또 다른 예를 들면, 품질 요구사항을 만족하는 경우, 품질 요구사항 내에서 모델의 복잡도가 줄어들도록 모델의 토폴로지는 조정될 수 있고, 파라미터의 학습을 위한 과정이 반복될 수 있다. 따라서, 토폴로지의 조정 가능 여부를 판단할 경우, 지각적 품질 평가의 결과가 미리 설정된 품질 요구사항을 만족한다면 품질 요구사항 내에서 복잡도가 줄어든 모델을 이용하여 파라미터는 재학습될 수 있다.As another example, if the quality requirements are met, the topology of the model can be adjusted so that the complexity of the model is reduced within the quality requirements, and the process for learning the parameters can be repeated. Therefore, when determining whether the topology is adjustable, the parameters can be re-learned using a model with reduced complexity within the quality requirements if the outcome of the perceptual quality evaluation satisfies a predetermined quality requirement.

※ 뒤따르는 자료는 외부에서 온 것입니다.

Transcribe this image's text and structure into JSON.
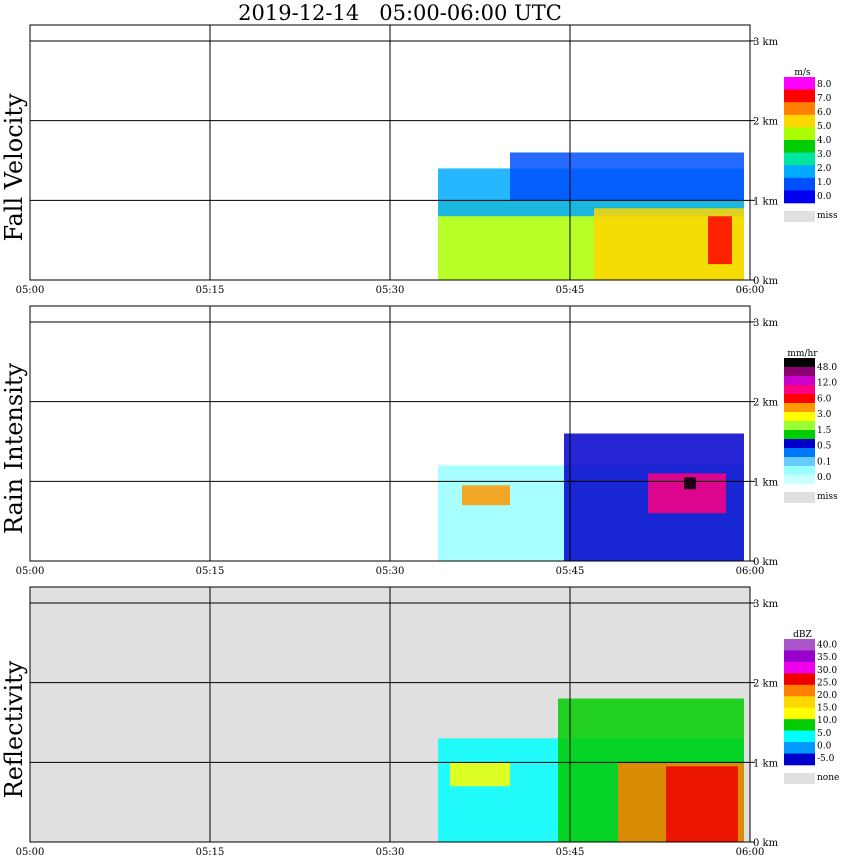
{
  "chart_data": {
    "type": "heatmap",
    "title": "2019-12-14   05:00-06:00 UTC",
    "x_ticks": [
      "05:00",
      "05:15",
      "05:30",
      "05:45",
      "06:00"
    ],
    "y_ticks": [
      "0 km",
      "1 km",
      "2 km",
      "3 km"
    ],
    "panels": [
      {
        "name": "Fall Velocity",
        "unit": "m/s",
        "missing_label": "miss",
        "background": "#ffffff",
        "levels": [
          "8.0",
          "7.0",
          "6.0",
          "5.0",
          "4.0",
          "3.0",
          "2.0",
          "1.0",
          "0.0"
        ],
        "colors": [
          "#ff00ff",
          "#ff0000",
          "#ff7f00",
          "#ffd700",
          "#aaff00",
          "#00cc00",
          "#00e5a0",
          "#00aaff",
          "#0050ff",
          "#0000ee"
        ],
        "regions": [
          {
            "t0": 34.0,
            "t1": 59.5,
            "h0": 0.0,
            "h1": 1.0,
            "ci": 4
          },
          {
            "t0": 34.0,
            "t1": 59.5,
            "h0": 0.8,
            "h1": 1.4,
            "ci": 7
          },
          {
            "t0": 40.0,
            "t1": 59.5,
            "h0": 1.0,
            "h1": 1.6,
            "ci": 8
          },
          {
            "t0": 47.0,
            "t1": 59.5,
            "h0": 0.0,
            "h1": 0.9,
            "ci": 3
          },
          {
            "t0": 56.5,
            "t1": 58.5,
            "h0": 0.2,
            "h1": 0.8,
            "ci": 1
          }
        ]
      },
      {
        "name": "Rain Intensity",
        "unit": "mm/hr",
        "missing_label": "miss",
        "background": "#ffffff",
        "levels": [
          "48.0",
          "12.0",
          "6.0",
          "3.0",
          "1.5",
          "0.5",
          "0.1",
          "0.0"
        ],
        "colors": [
          "#000000",
          "#8b0070",
          "#cc00cc",
          "#ff0080",
          "#ff0000",
          "#ff9900",
          "#ffff00",
          "#99ff33",
          "#00cc00",
          "#0000cc",
          "#0077ff",
          "#66ccff",
          "#99ffff",
          "#ccffff"
        ],
        "regions": [
          {
            "t0": 34.0,
            "t1": 59.5,
            "h0": 0.0,
            "h1": 1.2,
            "ci": 12
          },
          {
            "t0": 44.5,
            "t1": 59.5,
            "h0": 0.0,
            "h1": 1.6,
            "ci": 9
          },
          {
            "t0": 36.0,
            "t1": 40.0,
            "h0": 0.7,
            "h1": 0.95,
            "ci": 5
          },
          {
            "t0": 51.5,
            "t1": 58.0,
            "h0": 0.6,
            "h1": 1.1,
            "ci": 3
          },
          {
            "t0": 54.5,
            "t1": 55.5,
            "h0": 0.9,
            "h1": 1.05,
            "ci": 0
          }
        ]
      },
      {
        "name": "Reflectivity",
        "unit": "dBZ",
        "missing_label": "none",
        "background": "#e0e0e0",
        "levels": [
          "40.0",
          "35.0",
          "30.0",
          "25.0",
          "20.0",
          "15.0",
          "10.0",
          "5.0",
          "0.0",
          "-5.0"
        ],
        "colors": [
          "#aa55cc",
          "#9900cc",
          "#ee00ee",
          "#ee0000",
          "#ff7f00",
          "#ffd700",
          "#ffff00",
          "#00cc00",
          "#00ffff",
          "#0099ff",
          "#0000cc"
        ],
        "regions": [
          {
            "t0": 34.0,
            "t1": 59.5,
            "h0": 0.0,
            "h1": 1.3,
            "ci": 8
          },
          {
            "t0": 44.0,
            "t1": 59.5,
            "h0": 0.0,
            "h1": 1.8,
            "ci": 7
          },
          {
            "t0": 35.0,
            "t1": 40.0,
            "h0": 0.7,
            "h1": 1.0,
            "ci": 6
          },
          {
            "t0": 49.0,
            "t1": 59.5,
            "h0": 0.0,
            "h1": 1.0,
            "ci": 4
          },
          {
            "t0": 53.0,
            "t1": 59.0,
            "h0": 0.0,
            "h1": 0.95,
            "ci": 3
          }
        ]
      }
    ],
    "x_range_minutes": [
      0,
      60
    ],
    "y_range_km": [
      0,
      3.2
    ]
  }
}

단계(703)에서, 오디오 신호 부호화 장치는 생성된 잠재벡터를 부호화하여 비트스트림을 출력할 수 있다. 여기서, 잠재벡터는 전송 채널을 통해 전송되기 위해 양자화 또는 부호화되어 비트스트림으로 출력될 수 있다.In step 703, the audio signal encoding apparatus can output the bit stream by encoding the generated potential vector. Here, the potential vector may be quantized or coded to be transmitted through a transmission channel and output as a bitstream.

도 8은 일 실시예에 따른, 오디오 신호 복호화 장치를 이용하여 오디오 신호 복호화 방법에 적용되는 뉴럴 네트워크의 학습 과정을 나타낸 도면이다.8 is a diagram illustrating a learning process of a neural network applied to an audio signal decoding method using an audio signal decoding apparatus according to an embodiment.

단계(801)에서, 오디오 신호 복호화 장치는 학습되기 전 제1 오디오 신호에 대한 마스킹 임계치를 생성할 수 있다. 여기서, 제1 오디오 신호는 뉴럴 네트워크를 학습하기 위한 훈련용 오디오 신호를 나타낼 수 있다. In step 801, the audio signal decoding device may generate a masking threshold for the first audio signal before being learned. Here, the first audio signal may represent a training audio signal for learning a neural network.

단계(802)에서, 오디오 신호 복호화 장치는 생성된 마스킹 임계치에 기초하여, 제1 오디오 신호 각각의 주파수 성분에 적용될 가중 행렬을 계산할 수 있다. 이때, 가중 행렬은 제1 오디오 신호의 주파수 성분에 적용될 가중치를 포함하고, 가중치는 제1 오디오 신호에 대한 마스킹 임계치에 반비례하고 제1 오디오 신호 각각의 주파수 성분의 크기에 비례하도록 설정될 수 있다. 즉, 가중치는 SMR(Signal-to-Mask Ratio)에 의해 결정될 수 있으며, SMR은 제1 오디오 신호 각각의 주파수 성분에서 크기와 마스킹 임계치의 크기 간의 비율을 나타낼 수 있다. In step 802, the audio signal decoding apparatus may calculate a weighting matrix to be applied to the frequency components of each of the first audio signals, based on the generated masking threshold. At this time, the weighting matrix may include a weight to be applied to the frequency component of the first audio signal, and the weight may be set to be inversely proportional to the masking threshold for the first audio signal and proportional to the magnitude of the frequency component of each of the first audio signal. That is, the weight can be determined by the Signal-to-Mask Ratio (SMR), and the SMR can represent the ratio between the size and the size of the masking threshold in the frequency component of each of the first audio signals.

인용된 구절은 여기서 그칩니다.